• Menjadi Cahaya


    Aku tidak tahu perasaan apa yang sedang berkecamuk di dalam dadaku saat ini. Sedih? Ahh.. kok melow gitu. Kecewa? Sensi banget sih. Marah? Dasar temperamental.  Atau mungkin bukan apa-apa? Tapi kalau memang bukan apa-apa kenapa kok jadi bad mood gini. Perasaan seperti itu sering terjadi ketika apa yang ku inginkan tidak tercapai. Semakin besar keinginan itu semakin besar pula resiko seperti itu yang mungkin akan muncul.
    Seiring perjalanan waktu, aku belajar menghadapi hidup yang sering kali berjalan tak sesuai harapan. Dari situ aku mulai berusaha untuk mengurangi keinginan. Aku mencoba menghapus angan-angan. Tapi aku manusia biasa. Dan selamanya akan menjadi manusia biasa. Tak mungkin aku menghilangkan semua keinginan dan angan-angan itu dengan sebersih-bersihnya. Aku berusaha realistis saja.

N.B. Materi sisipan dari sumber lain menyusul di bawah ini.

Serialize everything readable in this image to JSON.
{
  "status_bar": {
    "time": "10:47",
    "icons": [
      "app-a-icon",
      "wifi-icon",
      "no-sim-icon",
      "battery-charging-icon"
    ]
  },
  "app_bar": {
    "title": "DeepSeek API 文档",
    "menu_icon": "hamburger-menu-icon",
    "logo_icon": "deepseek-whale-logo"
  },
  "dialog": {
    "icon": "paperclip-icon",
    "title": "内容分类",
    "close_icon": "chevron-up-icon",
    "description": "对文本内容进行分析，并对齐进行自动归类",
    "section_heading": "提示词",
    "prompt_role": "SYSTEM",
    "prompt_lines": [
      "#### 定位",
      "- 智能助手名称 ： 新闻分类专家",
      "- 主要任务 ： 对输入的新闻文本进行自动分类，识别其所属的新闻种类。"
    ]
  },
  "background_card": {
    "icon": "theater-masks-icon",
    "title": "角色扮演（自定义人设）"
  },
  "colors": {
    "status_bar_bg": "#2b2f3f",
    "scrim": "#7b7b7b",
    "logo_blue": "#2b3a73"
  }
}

    Miris rasanya ketika ada seorang teman yang seorang pimpinan di sebuah lembaga sosial di daerah terpencil bertanya kepadaku. “Kapan dananya cair?”. Sudah tidak punya dana untuk kegiatan operasional. Teman-teman sudah beberapa bulan tidak gajian. Aku hanya bisa menjawab, “belum, masih diproses”. Kamu dari mana? Kataku. “Dari BPR, cari pinjaman dana buat operasional”, dia bilang dengan raut wajah lesu.
    Sebagai teman, aku hanya bisa berempati, kasihan mereka. Tapi apa cukup hanya sekedar berempati? Sama sekali tidak. Aku harus bersimpati dan lebih perduli. Aku harus berbuat sesuatu.
    Sebagai orang yang sedikit banyak terlibat dalam pencairan dana tersebut di daerah itu, aku punya kesempatan untuk sedikit membantu. Agar anak-anak bisa belajar dengan tenang. Agar teman-teman bisa menebus kendaraan yang terlanjur tergadai.
    Tapi rumitnya proses administrasi yang harus dijalani, membuat aku harus menata hati dengan lebih rapi, menguras tenaga lebih keras dan menjaga niat agar tetap kuat. Birokrasi di negeri ini memang sudah banyak perbaikan. Tapi perbaikan itu ternyata belum sejalan dengan kebutuhan rakyat. Bagaikan sebuah kendaraan, birokrasi di negeri ini jalannya lamban dan boros BBM. Belum lagi kebocoran oli di segala sisi. Membuat orang mudah terpeleset ke dalam jurang korupsi.
    Apakah aku harus merasa sedih ketika keinginanku membantu itu belum berhasil?. Apakah aku harus marah ketika melihat ada pihak yang dengn penuh semangat menghamburkan dana seenaknya?. Atau apakah aku harus merasa bersalah ketika ada seorang teman merasa terusik kenyamanannya yang karena keyakinanku akan kemampuannya mendapat tugas tambahan?. Di situlah keikhlasanku teruji. Dan karena ujian ini dari Tuhan, maka biarlah Tuhan saja yang menentukan nilaiku. Bukan yang lain.
    Ketika kita berada di dalam ruangan yang sangat gelap. Dan ketika harapan akan datangnya cahaya bertumpu pada diri kita. Ada beberapa kemungkinan bagaimana kita bisa memberi cahaya terang. Pertama, menjadi lampu LED, memberi cahaya yang putih terang tanpa panas yang kita rasakan. Kedua, sebagai lampu pijar, memberi sinar terang walau harus dengan panas meradang. Ketiga, laksana lilin, dengan cahaya yang redup meleleh, menguap dan terbakar. Atau keempat, hanya sebagai sebatang kecil kayu pinus di tangan gadis korek api, untuk menghangatkan tangannya yang mulai beku dan agar gadis kecil itu bisa melihat bayangan ibundanya tercinta yang tersenyum dan melambaikan tangan di balik cahaya yang lemah sebelum akhirnya meregang nyawa di saat batang kecil kayu pinus itu habis terbakar. 
    Aku hanya berharap, aku bisa menyiapkan diri pada titik di mana aku harus menjadi batang kecil kayu pinus di tangan sang gadis korek api walaupun hanya sekejap menerangi.